Je suis autrement, et alors ?
Je ne marche pas droit sur les lignes tracées,
Je dessine des courbes là où l’on veut des carrés.
Je suis cette note étrange au milieu de la gamme,
Ce soupir dissonant qui ne demande aucune âme.
Je suis né du silence, d’un éclat de travers,
D’un geste en décalage, d’un regard à l’envers.
Quand on disait "tu dois", je répondais "peut-être",
Et j’apprenais tout seul à déplier mes lettres.
On m’a souvent montré des cages décorées,
Des modèles tout faits, des vitrines dorées.
Mais je suis autrement, une voix dans le vent,
Un murmure têtu qui s’invente vivant.
Je ris quand je pleure, je pense en spirale,
Je comprends les nuages, les détours, les rafales.
Je ne rentre jamais dans les rangs qu’on aligne,
Je ne porte pas l’armure, je ne suis pas la vigne.
Et alors ? Dis-moi, qu’est-ce que ça te fait ?

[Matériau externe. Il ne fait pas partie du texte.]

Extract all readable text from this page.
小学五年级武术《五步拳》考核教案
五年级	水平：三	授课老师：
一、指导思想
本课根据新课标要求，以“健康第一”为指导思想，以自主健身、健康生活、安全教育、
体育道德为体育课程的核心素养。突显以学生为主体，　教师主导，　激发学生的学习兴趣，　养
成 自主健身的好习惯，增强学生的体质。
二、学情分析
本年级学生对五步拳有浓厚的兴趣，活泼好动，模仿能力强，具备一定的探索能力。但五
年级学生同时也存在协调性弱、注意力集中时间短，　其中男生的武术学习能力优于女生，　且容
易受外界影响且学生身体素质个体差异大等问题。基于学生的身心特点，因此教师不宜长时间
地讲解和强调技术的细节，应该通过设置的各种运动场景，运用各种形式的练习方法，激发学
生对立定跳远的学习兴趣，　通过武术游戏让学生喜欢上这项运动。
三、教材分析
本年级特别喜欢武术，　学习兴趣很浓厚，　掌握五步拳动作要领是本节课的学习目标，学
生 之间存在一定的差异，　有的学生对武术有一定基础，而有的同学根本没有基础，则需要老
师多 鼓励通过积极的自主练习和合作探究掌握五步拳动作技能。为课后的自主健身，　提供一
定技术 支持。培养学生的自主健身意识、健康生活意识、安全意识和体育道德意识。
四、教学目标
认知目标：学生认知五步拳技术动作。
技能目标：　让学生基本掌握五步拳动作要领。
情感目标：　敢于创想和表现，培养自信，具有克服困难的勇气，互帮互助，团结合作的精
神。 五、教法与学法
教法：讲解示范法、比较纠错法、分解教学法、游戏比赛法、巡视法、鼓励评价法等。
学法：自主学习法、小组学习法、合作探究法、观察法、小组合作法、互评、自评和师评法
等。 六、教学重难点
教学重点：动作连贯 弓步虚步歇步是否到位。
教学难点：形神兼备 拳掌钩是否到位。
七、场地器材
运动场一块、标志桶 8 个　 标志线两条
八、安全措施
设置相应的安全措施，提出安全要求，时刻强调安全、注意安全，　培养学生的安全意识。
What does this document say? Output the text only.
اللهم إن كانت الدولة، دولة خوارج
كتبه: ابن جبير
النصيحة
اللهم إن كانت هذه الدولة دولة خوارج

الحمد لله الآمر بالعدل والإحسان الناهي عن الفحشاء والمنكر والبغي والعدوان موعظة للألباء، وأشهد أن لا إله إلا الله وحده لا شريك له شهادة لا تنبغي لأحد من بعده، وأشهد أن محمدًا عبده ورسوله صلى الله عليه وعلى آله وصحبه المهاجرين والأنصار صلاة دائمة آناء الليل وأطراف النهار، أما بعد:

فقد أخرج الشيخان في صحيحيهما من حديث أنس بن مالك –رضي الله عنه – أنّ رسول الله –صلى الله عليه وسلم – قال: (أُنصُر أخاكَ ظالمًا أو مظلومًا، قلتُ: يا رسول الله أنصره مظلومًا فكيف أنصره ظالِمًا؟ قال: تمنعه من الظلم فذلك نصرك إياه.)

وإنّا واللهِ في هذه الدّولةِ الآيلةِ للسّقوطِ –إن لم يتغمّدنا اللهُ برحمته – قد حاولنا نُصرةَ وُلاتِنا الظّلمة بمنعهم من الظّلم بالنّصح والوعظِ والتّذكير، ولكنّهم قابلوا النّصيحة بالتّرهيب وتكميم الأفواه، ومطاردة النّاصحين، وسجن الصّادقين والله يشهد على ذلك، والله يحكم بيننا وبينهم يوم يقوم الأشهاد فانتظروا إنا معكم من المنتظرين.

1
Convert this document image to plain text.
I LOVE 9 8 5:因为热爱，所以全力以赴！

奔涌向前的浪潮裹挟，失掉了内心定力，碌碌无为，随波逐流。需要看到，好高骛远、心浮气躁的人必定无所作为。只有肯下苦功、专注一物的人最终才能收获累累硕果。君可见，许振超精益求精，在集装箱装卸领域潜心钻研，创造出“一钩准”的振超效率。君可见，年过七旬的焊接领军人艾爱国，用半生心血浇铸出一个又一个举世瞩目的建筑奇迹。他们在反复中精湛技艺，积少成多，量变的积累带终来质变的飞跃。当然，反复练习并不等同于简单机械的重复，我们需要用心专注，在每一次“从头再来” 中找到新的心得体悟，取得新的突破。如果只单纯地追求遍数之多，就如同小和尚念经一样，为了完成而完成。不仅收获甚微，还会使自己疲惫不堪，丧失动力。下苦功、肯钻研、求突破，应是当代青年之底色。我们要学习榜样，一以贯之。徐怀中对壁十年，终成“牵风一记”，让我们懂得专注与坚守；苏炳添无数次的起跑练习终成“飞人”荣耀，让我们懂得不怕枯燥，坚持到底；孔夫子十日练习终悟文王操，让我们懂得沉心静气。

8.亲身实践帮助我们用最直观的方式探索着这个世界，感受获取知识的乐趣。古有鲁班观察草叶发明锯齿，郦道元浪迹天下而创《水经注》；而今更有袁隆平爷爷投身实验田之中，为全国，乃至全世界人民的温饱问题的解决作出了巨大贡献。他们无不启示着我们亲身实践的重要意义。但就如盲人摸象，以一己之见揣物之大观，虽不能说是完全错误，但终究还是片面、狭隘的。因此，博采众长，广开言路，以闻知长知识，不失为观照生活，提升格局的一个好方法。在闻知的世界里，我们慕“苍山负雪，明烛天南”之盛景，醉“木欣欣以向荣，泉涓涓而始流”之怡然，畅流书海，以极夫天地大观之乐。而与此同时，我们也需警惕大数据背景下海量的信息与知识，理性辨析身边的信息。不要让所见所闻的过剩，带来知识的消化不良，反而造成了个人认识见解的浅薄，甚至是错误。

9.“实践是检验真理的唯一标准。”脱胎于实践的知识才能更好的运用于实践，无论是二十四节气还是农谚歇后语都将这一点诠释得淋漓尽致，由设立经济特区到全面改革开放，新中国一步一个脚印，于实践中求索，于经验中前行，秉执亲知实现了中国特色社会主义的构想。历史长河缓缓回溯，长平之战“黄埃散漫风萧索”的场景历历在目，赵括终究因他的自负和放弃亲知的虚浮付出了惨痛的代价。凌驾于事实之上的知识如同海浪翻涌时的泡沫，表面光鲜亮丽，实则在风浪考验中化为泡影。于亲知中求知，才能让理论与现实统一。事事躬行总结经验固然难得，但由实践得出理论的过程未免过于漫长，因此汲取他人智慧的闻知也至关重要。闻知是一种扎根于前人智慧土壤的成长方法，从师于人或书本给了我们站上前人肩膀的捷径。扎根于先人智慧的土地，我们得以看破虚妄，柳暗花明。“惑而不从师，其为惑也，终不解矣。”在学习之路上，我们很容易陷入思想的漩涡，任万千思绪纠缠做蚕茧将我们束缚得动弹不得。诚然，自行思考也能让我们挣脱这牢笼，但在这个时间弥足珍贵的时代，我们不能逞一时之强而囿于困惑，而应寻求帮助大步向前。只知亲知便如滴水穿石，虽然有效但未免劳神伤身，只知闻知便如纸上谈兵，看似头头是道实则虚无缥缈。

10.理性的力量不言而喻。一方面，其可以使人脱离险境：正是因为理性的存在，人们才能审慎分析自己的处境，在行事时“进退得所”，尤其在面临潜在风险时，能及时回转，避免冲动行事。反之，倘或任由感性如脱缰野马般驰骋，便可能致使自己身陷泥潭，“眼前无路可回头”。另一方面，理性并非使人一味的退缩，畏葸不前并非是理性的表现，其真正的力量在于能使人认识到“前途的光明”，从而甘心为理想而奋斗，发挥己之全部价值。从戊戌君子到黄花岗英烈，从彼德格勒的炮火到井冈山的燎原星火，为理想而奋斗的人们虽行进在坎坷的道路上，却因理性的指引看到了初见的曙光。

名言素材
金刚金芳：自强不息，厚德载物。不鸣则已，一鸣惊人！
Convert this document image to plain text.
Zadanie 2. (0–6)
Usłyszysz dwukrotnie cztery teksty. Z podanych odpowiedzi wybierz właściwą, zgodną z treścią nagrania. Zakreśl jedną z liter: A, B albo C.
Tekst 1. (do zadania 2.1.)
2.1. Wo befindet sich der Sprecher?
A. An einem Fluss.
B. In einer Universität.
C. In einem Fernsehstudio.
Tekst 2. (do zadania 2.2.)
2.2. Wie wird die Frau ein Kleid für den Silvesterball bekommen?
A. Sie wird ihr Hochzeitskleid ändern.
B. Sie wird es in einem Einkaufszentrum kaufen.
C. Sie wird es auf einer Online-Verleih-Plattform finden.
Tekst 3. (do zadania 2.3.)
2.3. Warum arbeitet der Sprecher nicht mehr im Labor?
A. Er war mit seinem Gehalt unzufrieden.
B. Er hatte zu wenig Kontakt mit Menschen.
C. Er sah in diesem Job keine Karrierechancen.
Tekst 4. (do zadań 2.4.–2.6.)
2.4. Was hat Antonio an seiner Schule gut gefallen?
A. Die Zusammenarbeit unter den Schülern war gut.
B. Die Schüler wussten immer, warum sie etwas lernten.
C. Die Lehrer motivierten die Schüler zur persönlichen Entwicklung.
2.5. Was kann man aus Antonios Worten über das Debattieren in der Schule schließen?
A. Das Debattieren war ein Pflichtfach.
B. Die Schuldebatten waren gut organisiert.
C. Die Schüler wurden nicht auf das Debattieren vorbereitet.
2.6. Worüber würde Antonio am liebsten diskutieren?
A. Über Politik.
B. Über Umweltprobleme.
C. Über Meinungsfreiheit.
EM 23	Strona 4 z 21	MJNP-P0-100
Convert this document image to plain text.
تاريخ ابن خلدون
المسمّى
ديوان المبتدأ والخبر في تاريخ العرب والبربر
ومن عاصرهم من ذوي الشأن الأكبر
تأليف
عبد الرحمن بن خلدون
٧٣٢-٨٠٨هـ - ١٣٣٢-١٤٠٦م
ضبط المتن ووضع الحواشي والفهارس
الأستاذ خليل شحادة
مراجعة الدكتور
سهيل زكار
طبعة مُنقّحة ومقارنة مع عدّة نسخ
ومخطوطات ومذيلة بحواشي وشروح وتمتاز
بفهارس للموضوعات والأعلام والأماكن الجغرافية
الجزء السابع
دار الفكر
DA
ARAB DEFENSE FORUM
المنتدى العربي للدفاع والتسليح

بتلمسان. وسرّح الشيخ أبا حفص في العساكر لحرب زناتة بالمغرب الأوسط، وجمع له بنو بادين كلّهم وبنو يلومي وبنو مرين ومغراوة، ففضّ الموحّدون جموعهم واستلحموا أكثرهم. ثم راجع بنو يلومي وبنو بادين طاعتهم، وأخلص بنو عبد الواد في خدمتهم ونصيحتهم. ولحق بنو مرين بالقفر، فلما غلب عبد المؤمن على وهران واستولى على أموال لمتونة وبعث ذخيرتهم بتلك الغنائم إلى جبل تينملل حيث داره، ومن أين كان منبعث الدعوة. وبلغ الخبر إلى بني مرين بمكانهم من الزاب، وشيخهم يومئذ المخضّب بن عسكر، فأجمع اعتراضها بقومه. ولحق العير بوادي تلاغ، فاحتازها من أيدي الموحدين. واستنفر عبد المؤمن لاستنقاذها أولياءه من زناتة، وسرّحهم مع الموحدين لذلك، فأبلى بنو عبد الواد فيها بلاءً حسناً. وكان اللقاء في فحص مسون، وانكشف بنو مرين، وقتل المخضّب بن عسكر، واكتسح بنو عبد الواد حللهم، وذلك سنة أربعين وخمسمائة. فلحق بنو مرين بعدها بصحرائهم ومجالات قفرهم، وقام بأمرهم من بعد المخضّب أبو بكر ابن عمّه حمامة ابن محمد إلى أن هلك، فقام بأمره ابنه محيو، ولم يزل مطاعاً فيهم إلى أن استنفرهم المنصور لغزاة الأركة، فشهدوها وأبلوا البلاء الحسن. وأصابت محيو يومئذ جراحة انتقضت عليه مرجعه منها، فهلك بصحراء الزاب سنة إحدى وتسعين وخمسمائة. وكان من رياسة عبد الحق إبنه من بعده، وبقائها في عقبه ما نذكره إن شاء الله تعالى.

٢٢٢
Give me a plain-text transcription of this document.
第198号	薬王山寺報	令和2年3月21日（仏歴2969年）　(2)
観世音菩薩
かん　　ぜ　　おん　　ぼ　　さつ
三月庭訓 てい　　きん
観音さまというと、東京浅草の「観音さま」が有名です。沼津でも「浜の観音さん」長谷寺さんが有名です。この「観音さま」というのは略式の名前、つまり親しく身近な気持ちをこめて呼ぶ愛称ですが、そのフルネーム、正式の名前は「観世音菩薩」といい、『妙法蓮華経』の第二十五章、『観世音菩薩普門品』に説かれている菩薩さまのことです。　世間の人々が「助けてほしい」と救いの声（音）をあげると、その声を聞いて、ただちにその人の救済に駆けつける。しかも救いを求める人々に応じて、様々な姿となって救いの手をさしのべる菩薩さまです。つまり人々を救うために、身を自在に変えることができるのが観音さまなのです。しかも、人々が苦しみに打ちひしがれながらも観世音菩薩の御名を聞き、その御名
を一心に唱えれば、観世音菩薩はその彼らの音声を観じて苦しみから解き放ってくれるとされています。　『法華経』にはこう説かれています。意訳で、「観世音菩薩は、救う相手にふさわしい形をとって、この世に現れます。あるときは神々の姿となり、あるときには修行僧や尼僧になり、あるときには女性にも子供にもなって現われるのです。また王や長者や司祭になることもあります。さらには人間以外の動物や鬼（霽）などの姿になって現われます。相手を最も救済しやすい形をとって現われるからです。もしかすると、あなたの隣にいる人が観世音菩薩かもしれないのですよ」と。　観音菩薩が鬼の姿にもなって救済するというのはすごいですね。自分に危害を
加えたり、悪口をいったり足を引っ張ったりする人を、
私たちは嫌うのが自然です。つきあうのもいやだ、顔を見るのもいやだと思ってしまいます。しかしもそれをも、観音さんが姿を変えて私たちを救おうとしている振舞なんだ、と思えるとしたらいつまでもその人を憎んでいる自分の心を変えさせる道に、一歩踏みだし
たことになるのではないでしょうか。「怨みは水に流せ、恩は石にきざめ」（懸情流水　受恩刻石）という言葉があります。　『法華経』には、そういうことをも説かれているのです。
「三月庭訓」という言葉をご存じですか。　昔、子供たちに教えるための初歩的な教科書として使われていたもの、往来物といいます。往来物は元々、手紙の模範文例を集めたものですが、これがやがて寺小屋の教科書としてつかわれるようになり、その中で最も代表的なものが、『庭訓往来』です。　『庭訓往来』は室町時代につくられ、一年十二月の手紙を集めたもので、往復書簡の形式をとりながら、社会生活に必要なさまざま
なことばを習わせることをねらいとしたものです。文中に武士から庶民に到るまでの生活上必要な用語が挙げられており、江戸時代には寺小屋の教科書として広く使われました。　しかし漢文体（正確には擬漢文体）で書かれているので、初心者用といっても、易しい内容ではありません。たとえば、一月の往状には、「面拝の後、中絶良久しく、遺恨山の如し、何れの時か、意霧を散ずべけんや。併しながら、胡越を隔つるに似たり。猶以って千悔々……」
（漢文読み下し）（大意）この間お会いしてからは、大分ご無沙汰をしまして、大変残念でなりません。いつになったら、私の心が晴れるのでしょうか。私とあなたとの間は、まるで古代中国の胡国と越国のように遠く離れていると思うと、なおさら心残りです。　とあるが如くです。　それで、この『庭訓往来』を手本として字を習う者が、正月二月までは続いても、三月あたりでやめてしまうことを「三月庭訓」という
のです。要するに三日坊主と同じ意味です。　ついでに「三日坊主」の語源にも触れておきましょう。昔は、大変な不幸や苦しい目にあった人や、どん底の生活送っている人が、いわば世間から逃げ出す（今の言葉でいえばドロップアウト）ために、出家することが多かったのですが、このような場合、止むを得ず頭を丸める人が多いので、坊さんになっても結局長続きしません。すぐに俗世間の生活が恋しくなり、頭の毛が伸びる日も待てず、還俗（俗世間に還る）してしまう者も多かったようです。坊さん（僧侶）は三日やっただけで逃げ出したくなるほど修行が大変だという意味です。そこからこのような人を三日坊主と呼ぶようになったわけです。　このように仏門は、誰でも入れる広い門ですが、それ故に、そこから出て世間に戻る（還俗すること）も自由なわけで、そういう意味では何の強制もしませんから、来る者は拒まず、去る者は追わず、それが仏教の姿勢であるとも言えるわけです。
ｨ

Si je préfère les ombres aux reflets parfaits ?
Si je prends des chemins que tu ne devines pas,
Si je m’habille d’étrange et de bouts de pourquoi ?
Je ne suis pas ton moule, ni ton modèle sage.
Je ne suis pas ce rôle, cette voix, ce visage
Que tu voulais coller à mes pas incertains,
Je suis fait de vertige, de lumière et de foin.
Je danse avec les peurs, je parle aux silences,
Je rêve les couleurs dans leur pleine insolence.
J’ai des mots dans la bouche qu’on n’ose jamais dire,
Des blessures secrètes que je transforme en rire.
Et parfois je trébuche, je me sens minuscule,
Comme un oiseau perdu dans un ciel sans virgule.
Mais même là, au fond, je me redresse un peu,
Car je suis autrement et c’est un feu précieux.
Je ne suis pas une erreur, un détour, une faute,
Je suis l’autre mesure, la rime un peu trop haute.
Et si mon cœur s’embrase pour des choses étranges,
C’est qu’il entend des chants venus d’autres plages.
Je suis autrement, et alors ? Est-ce un crime
De croire aux lucioles dans un monde qui s’abîme ?
De préférer l’étrange à l’ennui bien vêtu,
De dire non parfois quand tout le monde dit "tu" ?
Regarde-moi bien, je ne demande rien
Que de vivre en entier, de marcher mon chemin.
Je suis autrement, et j’en fais un royaume,
Un souffle, une force, un poème, une paume.
Je suis autrement et j’en fais mon trésor.
Tu peux t’en moquer, me juger, peu m’importe.
Car tant que je respire, que j’existe encore,
Je suis autrement... et j’ouvre ma propre porte.